La Confession de Tolstoï démontre qu’il n’était en aucune manière converti de son propre ego, certainement pas au Créateur et Rédempteur souverain, transcendant (“autre-que-moi ”) de la Bible qu’il a rejeté tout son cœur, âme, esprit et force. Plutôt il a été “converti” d’une dévotion périodique, à une dévotion à temps plein et tenace à sa propre personne et à sa perfection morale par ses propres efforts. Et cette « bonté » humaine, sans la grâce de Dieu, il ne pouvait qu’échouer, ce qui n’a pas manqué. Si on devait paraphraser Romains 8:28 « Toutes choses concourent au mal de ceux qui détestent Dieu”, cela a été corroboré par la suite de la vie inconvertie de Tolstoï.
Léon Tolstoï
« Ceux qui me disent: Seigneur, Seigneur! n’entreront pas tous dans le royaume des cieux, mais celui-là seul qui fait la volonté de mon Père qui est dans les cieux. Plusieurs me diront en ce jour-là: Seigneur, Seigneur, n’avons-nous pas prophétisé par ton nom? n’avons-nous pas chassé des démons par ton nom? et n’avons-nous pas fait beaucoup de miracles par ton nom? Alors je leur dirai ouvertement: Je ne vous ai jamais connus, retirez-vous de moi, vous qui commettez l’iniquité. » (Matt 7: 21-23)

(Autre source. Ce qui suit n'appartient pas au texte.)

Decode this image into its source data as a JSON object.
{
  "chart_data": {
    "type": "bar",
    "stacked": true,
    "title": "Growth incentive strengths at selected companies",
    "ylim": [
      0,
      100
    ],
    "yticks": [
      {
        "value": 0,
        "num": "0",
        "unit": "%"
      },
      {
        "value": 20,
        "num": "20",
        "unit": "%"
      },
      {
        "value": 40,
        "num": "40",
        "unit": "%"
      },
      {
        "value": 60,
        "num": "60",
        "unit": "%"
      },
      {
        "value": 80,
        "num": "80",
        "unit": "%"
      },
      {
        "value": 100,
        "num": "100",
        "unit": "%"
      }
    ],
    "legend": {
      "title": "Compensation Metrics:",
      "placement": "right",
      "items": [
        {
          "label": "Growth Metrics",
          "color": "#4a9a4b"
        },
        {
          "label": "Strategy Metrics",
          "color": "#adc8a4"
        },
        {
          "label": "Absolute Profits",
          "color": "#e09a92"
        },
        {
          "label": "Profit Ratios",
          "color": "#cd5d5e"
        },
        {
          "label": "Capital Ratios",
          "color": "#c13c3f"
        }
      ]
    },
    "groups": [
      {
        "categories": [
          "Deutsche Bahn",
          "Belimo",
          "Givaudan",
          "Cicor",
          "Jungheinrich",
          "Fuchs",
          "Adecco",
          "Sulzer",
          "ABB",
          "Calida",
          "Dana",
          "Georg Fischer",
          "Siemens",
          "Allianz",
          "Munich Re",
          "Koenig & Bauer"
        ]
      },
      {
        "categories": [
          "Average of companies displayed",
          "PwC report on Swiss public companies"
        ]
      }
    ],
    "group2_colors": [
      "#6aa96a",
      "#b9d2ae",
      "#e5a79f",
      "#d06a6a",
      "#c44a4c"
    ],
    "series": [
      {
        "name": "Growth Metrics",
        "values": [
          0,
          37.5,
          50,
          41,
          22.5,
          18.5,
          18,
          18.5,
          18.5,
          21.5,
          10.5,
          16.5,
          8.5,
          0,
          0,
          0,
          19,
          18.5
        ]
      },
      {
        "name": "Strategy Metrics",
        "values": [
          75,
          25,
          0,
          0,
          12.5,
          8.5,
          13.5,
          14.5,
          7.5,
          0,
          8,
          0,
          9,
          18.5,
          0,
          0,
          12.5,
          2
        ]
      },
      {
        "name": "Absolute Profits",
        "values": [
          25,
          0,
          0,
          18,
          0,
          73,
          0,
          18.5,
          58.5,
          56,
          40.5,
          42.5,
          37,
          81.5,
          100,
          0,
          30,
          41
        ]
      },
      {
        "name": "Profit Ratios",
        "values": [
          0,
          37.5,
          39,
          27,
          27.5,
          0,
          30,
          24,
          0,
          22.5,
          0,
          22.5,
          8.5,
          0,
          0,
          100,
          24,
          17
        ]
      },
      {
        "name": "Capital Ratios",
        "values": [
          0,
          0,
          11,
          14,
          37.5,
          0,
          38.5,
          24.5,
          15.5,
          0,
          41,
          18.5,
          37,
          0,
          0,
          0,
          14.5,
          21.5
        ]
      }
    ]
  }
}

« Sache que, dans les derniers jours, il y aura des temps difficiles. Car les hommes seront égoïstes, (…) ayant l’apparence de la piété, mais reniant ce qui en fait la force. Éloigne-toi de ces hommes-là. Il en est parmi eux qui s’introduisent dans les maisons, et qui captivent des femmes d’un esprit faible et borné, chargées de péchés, agitées par des passions de toute espèce, apprenant toujours et ne pouvant jamais arriver à la connaissance de la vérité. » (2Tim 3: 1,5-7)
(Article traduit par Paul Gosselin 2010)
NdT: Pour accélérer le processus de traduction nous avons simplement traduit les citations anglaise de Tolstoï. Ceci dit, la majorité de l’oeuvre de Tolstoï a été traduite en français.